To get the most from GPT-5, the first rule is to write prompts that are specific, clear, and structured. The GPT-5 Prompting Guide emphasizes stating your goal directly, specifying the output format, and including any constraints or examples. For instance, instead of asking “Explain how this code works,” you might say, “Explain how the following Python function works, in numbered steps, and include an example of its output.” This gives GPT-5 both a target and a structure to follow, which leads to more consistent results. It’s also useful to include relevant context—such as previous conversation history or supporting data—so the model doesn’t need to guess at missing details.
GPT-5 offers additional control through parameters like verbosity
and reasoning_effort
. You can set verbosity
to “low” for concise summaries, “medium” for balanced detail, or “high” for deep explanations. The reasoning_effort
parameter can be “minimal,” “medium,” or “high,” giving you control over how much processing the model does before answering. In practice, this means you might run with minimal
for quick lookups in a chatbot, and high
when performing a multi-step reasoning task like refactoring a large codebase.
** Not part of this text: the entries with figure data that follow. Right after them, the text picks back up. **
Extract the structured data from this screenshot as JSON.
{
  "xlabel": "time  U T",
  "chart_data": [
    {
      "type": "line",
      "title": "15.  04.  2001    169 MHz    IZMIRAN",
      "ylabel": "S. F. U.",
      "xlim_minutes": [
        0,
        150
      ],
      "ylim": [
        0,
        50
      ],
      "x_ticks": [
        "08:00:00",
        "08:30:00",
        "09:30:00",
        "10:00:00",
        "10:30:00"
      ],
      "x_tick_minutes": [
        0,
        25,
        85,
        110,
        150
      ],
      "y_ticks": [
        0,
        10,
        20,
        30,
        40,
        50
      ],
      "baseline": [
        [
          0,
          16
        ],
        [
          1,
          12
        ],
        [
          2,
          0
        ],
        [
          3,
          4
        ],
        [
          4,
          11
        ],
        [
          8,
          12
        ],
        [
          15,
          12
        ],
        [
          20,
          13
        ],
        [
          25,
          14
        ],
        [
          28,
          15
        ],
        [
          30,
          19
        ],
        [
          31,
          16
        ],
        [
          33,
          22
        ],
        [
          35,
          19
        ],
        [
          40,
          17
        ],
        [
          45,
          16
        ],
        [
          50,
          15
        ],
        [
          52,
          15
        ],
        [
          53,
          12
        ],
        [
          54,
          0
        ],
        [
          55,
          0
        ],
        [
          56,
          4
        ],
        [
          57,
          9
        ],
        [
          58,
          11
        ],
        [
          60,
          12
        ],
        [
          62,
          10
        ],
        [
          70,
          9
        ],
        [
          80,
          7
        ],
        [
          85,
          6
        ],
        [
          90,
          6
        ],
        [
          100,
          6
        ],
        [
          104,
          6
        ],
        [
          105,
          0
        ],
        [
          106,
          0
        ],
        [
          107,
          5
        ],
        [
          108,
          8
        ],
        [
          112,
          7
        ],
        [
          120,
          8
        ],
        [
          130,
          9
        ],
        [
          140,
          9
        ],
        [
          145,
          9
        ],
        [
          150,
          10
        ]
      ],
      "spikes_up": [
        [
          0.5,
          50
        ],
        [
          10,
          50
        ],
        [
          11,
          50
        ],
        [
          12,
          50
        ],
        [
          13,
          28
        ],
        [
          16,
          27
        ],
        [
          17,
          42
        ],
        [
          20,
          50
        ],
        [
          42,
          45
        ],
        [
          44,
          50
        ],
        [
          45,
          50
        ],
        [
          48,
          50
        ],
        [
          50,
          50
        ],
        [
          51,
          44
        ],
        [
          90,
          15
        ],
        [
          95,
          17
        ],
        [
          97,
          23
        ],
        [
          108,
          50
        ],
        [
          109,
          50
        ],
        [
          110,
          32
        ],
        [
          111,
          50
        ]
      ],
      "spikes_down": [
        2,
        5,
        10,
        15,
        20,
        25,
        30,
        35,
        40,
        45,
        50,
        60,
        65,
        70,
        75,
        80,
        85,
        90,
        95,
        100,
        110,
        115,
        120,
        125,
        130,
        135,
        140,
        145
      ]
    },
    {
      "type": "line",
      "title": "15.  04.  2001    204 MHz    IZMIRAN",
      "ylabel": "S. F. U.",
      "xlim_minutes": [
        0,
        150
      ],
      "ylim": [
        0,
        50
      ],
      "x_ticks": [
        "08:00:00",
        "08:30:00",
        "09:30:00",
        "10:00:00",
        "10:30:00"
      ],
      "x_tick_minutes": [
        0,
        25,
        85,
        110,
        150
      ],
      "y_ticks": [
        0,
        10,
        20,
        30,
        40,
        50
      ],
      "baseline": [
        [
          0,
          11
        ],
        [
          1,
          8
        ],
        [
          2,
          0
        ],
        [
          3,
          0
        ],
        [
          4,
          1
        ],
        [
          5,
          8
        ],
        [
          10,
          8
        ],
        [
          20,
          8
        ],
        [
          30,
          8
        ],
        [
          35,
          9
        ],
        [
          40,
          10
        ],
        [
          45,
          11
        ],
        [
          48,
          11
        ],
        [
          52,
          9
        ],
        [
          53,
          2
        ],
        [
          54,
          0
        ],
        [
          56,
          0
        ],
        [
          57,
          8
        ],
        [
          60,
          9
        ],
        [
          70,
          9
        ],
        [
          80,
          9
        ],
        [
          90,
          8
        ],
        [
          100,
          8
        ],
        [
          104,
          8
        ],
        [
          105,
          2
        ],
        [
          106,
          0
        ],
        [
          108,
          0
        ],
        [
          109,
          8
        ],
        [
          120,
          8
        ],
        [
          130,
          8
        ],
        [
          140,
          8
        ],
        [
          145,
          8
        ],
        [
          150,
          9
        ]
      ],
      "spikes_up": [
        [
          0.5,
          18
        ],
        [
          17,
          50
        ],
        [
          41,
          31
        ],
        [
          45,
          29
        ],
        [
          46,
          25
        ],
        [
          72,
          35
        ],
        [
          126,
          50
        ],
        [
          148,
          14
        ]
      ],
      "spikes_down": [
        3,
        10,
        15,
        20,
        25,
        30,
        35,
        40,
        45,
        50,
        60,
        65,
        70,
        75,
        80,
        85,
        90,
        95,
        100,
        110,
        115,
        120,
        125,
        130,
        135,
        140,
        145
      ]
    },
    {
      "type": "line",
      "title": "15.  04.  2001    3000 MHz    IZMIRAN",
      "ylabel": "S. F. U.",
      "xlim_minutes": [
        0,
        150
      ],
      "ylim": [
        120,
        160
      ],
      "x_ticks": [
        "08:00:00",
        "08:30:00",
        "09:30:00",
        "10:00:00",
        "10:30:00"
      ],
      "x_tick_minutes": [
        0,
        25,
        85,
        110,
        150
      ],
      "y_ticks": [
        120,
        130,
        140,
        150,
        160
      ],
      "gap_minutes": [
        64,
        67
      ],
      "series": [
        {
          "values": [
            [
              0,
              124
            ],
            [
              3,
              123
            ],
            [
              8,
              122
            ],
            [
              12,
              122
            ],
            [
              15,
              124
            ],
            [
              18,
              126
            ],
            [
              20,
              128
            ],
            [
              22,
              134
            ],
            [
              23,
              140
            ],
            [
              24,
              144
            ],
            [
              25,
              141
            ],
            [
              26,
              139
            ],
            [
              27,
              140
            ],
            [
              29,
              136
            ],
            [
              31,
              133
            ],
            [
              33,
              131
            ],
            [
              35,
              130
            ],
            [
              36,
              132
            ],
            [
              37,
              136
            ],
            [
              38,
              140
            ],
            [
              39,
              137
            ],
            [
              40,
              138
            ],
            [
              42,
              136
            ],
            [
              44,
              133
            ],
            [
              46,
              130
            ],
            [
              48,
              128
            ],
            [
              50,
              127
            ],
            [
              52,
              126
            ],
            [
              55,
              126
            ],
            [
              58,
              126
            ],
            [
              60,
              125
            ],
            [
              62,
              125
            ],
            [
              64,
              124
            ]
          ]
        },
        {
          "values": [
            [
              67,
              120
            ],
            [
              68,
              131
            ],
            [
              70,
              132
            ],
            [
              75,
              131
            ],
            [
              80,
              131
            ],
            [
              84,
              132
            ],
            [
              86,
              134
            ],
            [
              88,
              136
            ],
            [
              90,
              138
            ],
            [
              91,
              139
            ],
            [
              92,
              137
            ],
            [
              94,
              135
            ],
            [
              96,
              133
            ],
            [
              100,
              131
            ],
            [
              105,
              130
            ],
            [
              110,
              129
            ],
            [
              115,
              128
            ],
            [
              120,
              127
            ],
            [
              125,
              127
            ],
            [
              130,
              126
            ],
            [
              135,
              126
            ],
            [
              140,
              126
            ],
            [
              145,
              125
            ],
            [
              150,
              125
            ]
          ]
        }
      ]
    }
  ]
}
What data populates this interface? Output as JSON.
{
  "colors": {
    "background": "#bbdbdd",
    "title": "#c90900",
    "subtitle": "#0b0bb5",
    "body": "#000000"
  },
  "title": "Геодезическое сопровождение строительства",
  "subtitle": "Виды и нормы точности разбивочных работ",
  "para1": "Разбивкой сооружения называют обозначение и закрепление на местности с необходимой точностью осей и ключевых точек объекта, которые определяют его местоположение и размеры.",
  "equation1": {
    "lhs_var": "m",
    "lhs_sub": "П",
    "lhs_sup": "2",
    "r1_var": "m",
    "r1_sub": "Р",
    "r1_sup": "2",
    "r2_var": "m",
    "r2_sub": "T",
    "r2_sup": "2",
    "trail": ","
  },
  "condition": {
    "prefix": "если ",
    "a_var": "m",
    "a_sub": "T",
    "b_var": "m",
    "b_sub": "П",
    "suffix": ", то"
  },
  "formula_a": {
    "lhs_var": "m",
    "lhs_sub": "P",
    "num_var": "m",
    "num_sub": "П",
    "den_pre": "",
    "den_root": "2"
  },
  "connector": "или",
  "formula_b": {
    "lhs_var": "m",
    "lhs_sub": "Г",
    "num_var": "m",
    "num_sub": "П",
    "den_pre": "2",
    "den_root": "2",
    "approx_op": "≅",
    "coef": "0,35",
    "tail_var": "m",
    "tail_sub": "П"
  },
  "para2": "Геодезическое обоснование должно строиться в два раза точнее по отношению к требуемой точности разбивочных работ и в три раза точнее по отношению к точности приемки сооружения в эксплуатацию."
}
For agent-like use cases, you can also supply tool-call preambles—short explanations telling GPT-5 how and when to use external tools—which improves reliability in automated workflows.
Finally, treat prompt design as an iterative process. Test different versions of your prompt, review the outputs, and refine the instructions to reduce ambiguity. GPT-5 can assist in this process—one approach is to ask GPT-5 to evaluate your prompt and suggest improvements before running it for the final task. Breaking down complex instructions into ordered steps also helps, especially for long or technical processes. When handling multimodal inputs, be explicit about how the model should use each type of data. By combining clear instructions, parameter tuning, and iterative refinement, developers can make GPT-5’s responses more accurate, reliable, and aligned with the needs of their applications.